Let $p,q$ be two point in $M^o$, and let $\gamma$ be a length-minimizing geodesic between them (that may intersect the boundary). We want to show that for every $\epsilon>0$ there exists $\gamma_\epsilon$ between $p$ and $q$ such $\ell(\gamma_\epsilon)<\ell(\gamma) + \epsilon$.

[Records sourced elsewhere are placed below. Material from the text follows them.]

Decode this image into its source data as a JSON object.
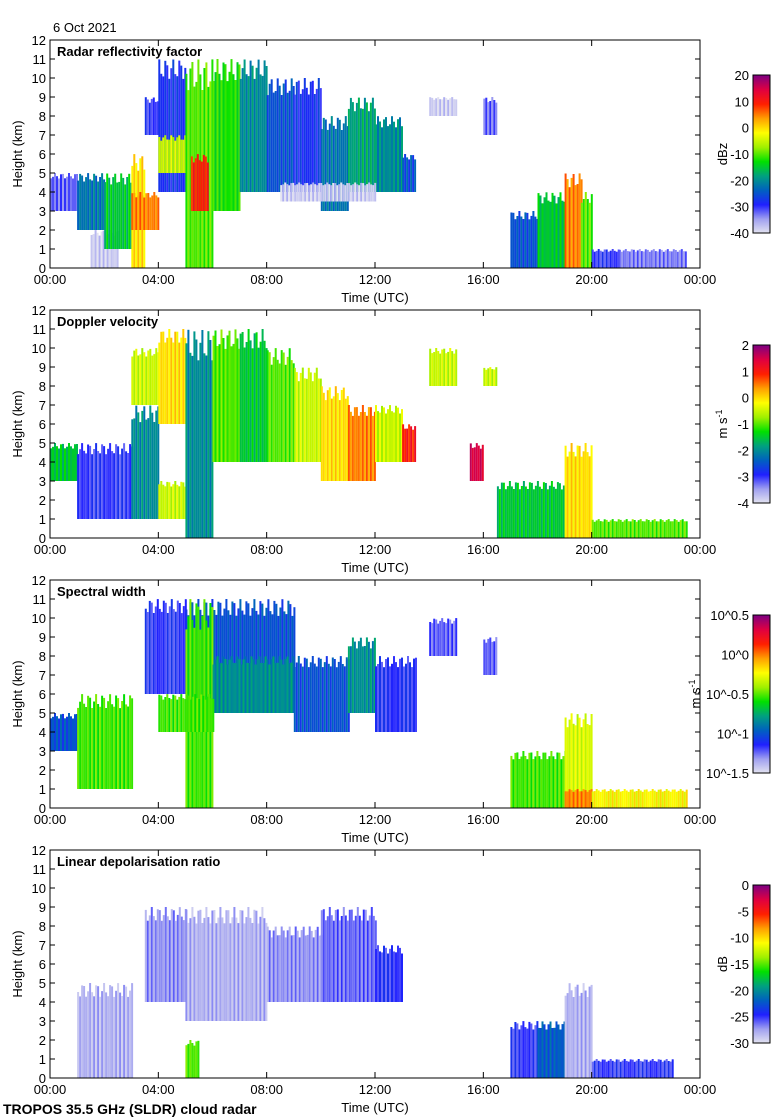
{
  "date_label": "6 Oct 2021",
  "footer": "TROPOS 35.5 GHz (SLDR) cloud radar",
  "colors": {
    "colormap": [
      "#e4e4f0",
      "#a0a0f0",
      "#2020ff",
      "#0060c0",
      "#00a080",
      "#00e000",
      "#a0f000",
      "#ffff00",
      "#ffa000",
      "#ff2000",
      "#e00040",
      "#800080"
    ]
  },
  "chart_data": [
    {
      "type": "heatmap",
      "title": "Radar reflectivity factor",
      "xlabel": "Time (UTC)",
      "ylabel": "Height (km)",
      "xlim": [
        0,
        24
      ],
      "ylim": [
        0,
        12
      ],
      "xticks": [
        "00:00",
        "04:00",
        "08:00",
        "12:00",
        "16:00",
        "20:00",
        "00:00"
      ],
      "yticks": [
        "0",
        "1",
        "2",
        "3",
        "4",
        "5",
        "6",
        "7",
        "8",
        "9",
        "10",
        "11",
        "12"
      ],
      "colorbar": {
        "unit": "dBz",
        "range": [
          -40,
          20
        ],
        "scale": "linear",
        "ticks": [
          -40,
          -30,
          -20,
          -10,
          0,
          10,
          20
        ],
        "tick_labels": [
          "-40",
          "-30",
          "-20",
          "-10",
          "0",
          "10",
          "20"
        ]
      },
      "cells_columns": [
        "time_start_h",
        "time_end_h",
        "height_bottom_km",
        "height_top_km",
        "value"
      ],
      "cells": [
        [
          0,
          1,
          3,
          5,
          -32
        ],
        [
          1.5,
          2.5,
          0,
          2,
          -38
        ],
        [
          1,
          2,
          2,
          5,
          -22
        ],
        [
          2,
          3,
          1,
          5,
          -15
        ],
        [
          3,
          3.5,
          0,
          6,
          0
        ],
        [
          3,
          4,
          2,
          4,
          5
        ],
        [
          3.5,
          4,
          7,
          9,
          -30
        ],
        [
          4,
          5,
          4,
          11,
          -28
        ],
        [
          4,
          5,
          5,
          7,
          -5
        ],
        [
          5,
          6,
          0,
          11,
          -10
        ],
        [
          5.2,
          5.8,
          3,
          6,
          10
        ],
        [
          6,
          7,
          3,
          11,
          -12
        ],
        [
          7,
          8,
          4,
          11,
          -20
        ],
        [
          8,
          9,
          4,
          10,
          -25
        ],
        [
          9,
          10,
          4,
          10,
          -28
        ],
        [
          10,
          11,
          3,
          8,
          -22
        ],
        [
          11,
          12,
          4,
          9,
          -18
        ],
        [
          12,
          13,
          4,
          8,
          -20
        ],
        [
          13,
          13.5,
          4,
          6,
          -25
        ],
        [
          8.5,
          12,
          3.5,
          4.5,
          -38
        ],
        [
          14,
          15,
          8,
          9,
          -38
        ],
        [
          16,
          16.5,
          7,
          9,
          -32
        ],
        [
          17,
          18,
          0,
          3,
          -25
        ],
        [
          18,
          19,
          0,
          4,
          -15
        ],
        [
          19,
          19.6,
          0,
          5,
          5
        ],
        [
          19.6,
          20,
          0,
          4,
          -10
        ],
        [
          20,
          21,
          0,
          1,
          -30
        ],
        [
          21,
          23.5,
          0,
          1,
          -33
        ]
      ]
    },
    {
      "type": "heatmap",
      "title": "Doppler velocity",
      "xlabel": "Time (UTC)",
      "ylabel": "Height (km)",
      "xlim": [
        0,
        24
      ],
      "ylim": [
        0,
        12
      ],
      "xticks": [
        "00:00",
        "04:00",
        "08:00",
        "12:00",
        "16:00",
        "20:00",
        "00:00"
      ],
      "yticks": [
        "0",
        "1",
        "2",
        "3",
        "4",
        "5",
        "6",
        "7",
        "8",
        "9",
        "10",
        "11",
        "12"
      ],
      "colorbar": {
        "unit": "m s^-1",
        "range": [
          -4,
          2
        ],
        "scale": "linear",
        "ticks": [
          -4,
          -3,
          -2,
          -1,
          0,
          1,
          2
        ],
        "tick_labels": [
          "-4",
          "-3",
          "-2",
          "-1",
          "0",
          "1",
          "2"
        ]
      },
      "cells_columns": [
        "time_start_h",
        "time_end_h",
        "height_bottom_km",
        "height_top_km",
        "value"
      ],
      "cells": [
        [
          0,
          1,
          3,
          5,
          -1.5
        ],
        [
          1,
          3,
          1,
          5,
          -3
        ],
        [
          3,
          4,
          1,
          7,
          -2
        ],
        [
          3,
          4,
          7,
          10,
          -0.5
        ],
        [
          4,
          5,
          6,
          11,
          0
        ],
        [
          4,
          5,
          1,
          3,
          -0.5
        ],
        [
          5,
          6,
          0,
          11,
          -2
        ],
        [
          6,
          7,
          4,
          11,
          -1
        ],
        [
          7,
          8,
          4,
          11,
          -1.5
        ],
        [
          8,
          9,
          4,
          10,
          -1
        ],
        [
          9,
          10,
          4,
          9,
          -0.5
        ],
        [
          10,
          11,
          3,
          8,
          0
        ],
        [
          11,
          12,
          3,
          7,
          0.5
        ],
        [
          12,
          13,
          4,
          7,
          -0.5
        ],
        [
          13,
          13.5,
          4,
          6,
          1
        ],
        [
          14,
          15,
          8,
          10,
          -0.5
        ],
        [
          15.5,
          16,
          3,
          5,
          1.5
        ],
        [
          16,
          16.5,
          8,
          9,
          -0.5
        ],
        [
          16.5,
          19,
          0,
          3,
          -1.5
        ],
        [
          19,
          20,
          0,
          5,
          0
        ],
        [
          20,
          23.5,
          0,
          1,
          -1
        ]
      ]
    },
    {
      "type": "heatmap",
      "title": "Spectral width",
      "xlabel": "Time (UTC)",
      "ylabel": "Height (km)",
      "xlim": [
        0,
        24
      ],
      "ylim": [
        0,
        12
      ],
      "xticks": [
        "00:00",
        "04:00",
        "08:00",
        "12:00",
        "16:00",
        "20:00",
        "00:00"
      ],
      "yticks": [
        "0",
        "1",
        "2",
        "3",
        "4",
        "5",
        "6",
        "7",
        "8",
        "9",
        "10",
        "11",
        "12"
      ],
      "colorbar": {
        "unit": "m s^-1",
        "range": [
          0.0316,
          3.162
        ],
        "scale": "log",
        "ticks": [
          0.0316,
          0.1,
          0.316,
          1,
          3.162
        ],
        "tick_labels": [
          "10^-1.5",
          "10^-1",
          "10^-0.5",
          "10^0",
          "10^0.5"
        ]
      },
      "cells_columns": [
        "time_start_h",
        "time_end_h",
        "height_bottom_km",
        "height_top_km",
        "value"
      ],
      "cells": [
        [
          0,
          1,
          3,
          5,
          0.1
        ],
        [
          1,
          3,
          1,
          6,
          0.3
        ],
        [
          3.5,
          5,
          6,
          11,
          0.07
        ],
        [
          5,
          9,
          5,
          11,
          0.1
        ],
        [
          5,
          6,
          0,
          11,
          0.3
        ],
        [
          6,
          9,
          5,
          8,
          0.15
        ],
        [
          4,
          6,
          4,
          6,
          0.3
        ],
        [
          9,
          11,
          4,
          8,
          0.1
        ],
        [
          11,
          12,
          5,
          9,
          0.15
        ],
        [
          12,
          13.5,
          4,
          8,
          0.07
        ],
        [
          14,
          15,
          8,
          10,
          0.06
        ],
        [
          16,
          16.5,
          7,
          9,
          0.06
        ],
        [
          17,
          19,
          0,
          3,
          0.3
        ],
        [
          19,
          20,
          0,
          5,
          0.5
        ],
        [
          19,
          20,
          0,
          1,
          1.0
        ],
        [
          20,
          23.5,
          0,
          1,
          0.6
        ]
      ]
    },
    {
      "type": "heatmap",
      "title": "Linear depolarisation ratio",
      "xlabel": "Time (UTC)",
      "ylabel": "Height (km)",
      "xlim": [
        0,
        24
      ],
      "ylim": [
        0,
        12
      ],
      "xticks": [
        "00:00",
        "04:00",
        "08:00",
        "12:00",
        "16:00",
        "20:00",
        "00:00"
      ],
      "yticks": [
        "0",
        "1",
        "2",
        "3",
        "4",
        "5",
        "6",
        "7",
        "8",
        "9",
        "10",
        "11",
        "12"
      ],
      "colorbar": {
        "unit": "dB",
        "range": [
          -30,
          0
        ],
        "scale": "linear",
        "ticks": [
          -30,
          -25,
          -20,
          -15,
          -10,
          -5,
          0
        ],
        "tick_labels": [
          "-30",
          "-25",
          "-20",
          "-15",
          "-10",
          "-5",
          "0"
        ]
      },
      "cells_columns": [
        "time_start_h",
        "time_end_h",
        "height_bottom_km",
        "height_top_km",
        "value"
      ],
      "cells": [
        [
          1,
          3,
          0,
          5,
          -28
        ],
        [
          3.5,
          5,
          4,
          9,
          -27
        ],
        [
          5,
          8,
          3,
          9,
          -28
        ],
        [
          8,
          10,
          4,
          8,
          -27
        ],
        [
          10,
          12,
          4,
          9,
          -26
        ],
        [
          12,
          13,
          4,
          7,
          -25
        ],
        [
          17,
          18,
          0,
          3,
          -25
        ],
        [
          18,
          19,
          0,
          3,
          -22
        ],
        [
          19,
          20,
          0,
          5,
          -28
        ],
        [
          20,
          23,
          0,
          1,
          -25
        ],
        [
          5,
          5.5,
          0,
          2,
          -15
        ]
      ]
    }
  ]
}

By covering $M$ with a finite number of charts, the problem is reduced to modifying $\gamma$ in each coordinate chart. We don't need to modify $\gamma$ in charts where it does not hit the boundary, so let's consider one chart, modeled on $\mathbb{H}^n$ (that half space), with a metric $g_{ij}$, with $\gamma:[a,b]\to \mathbb{H}^n$ be a curve of finite length there. Assume further that $\gamma(a)$ and $\gamma(b)$ are not on the boundary (the argument can be easily adjusted if they do). Now $\gamma+(\delta,0,\ldots,0):[a,b]\to \mathbb{H}^n$ does not hit the boundary, and for $\delta>0$ small enough it is of length arbitrary close to the length of $\gamma$. Now, connect $\gamma(a)$ with $\gamma(a) + (\delta,0,\ldots,0)$ with a length minimizing geodesic. For small enough $\delta$ it does not hit the boundary, and the added length is arbitrarily small, resulting in a curve in the interior between $\gamma(a)$ and $\gamma(b)$ with length arbitrary close to that of $\gamma$.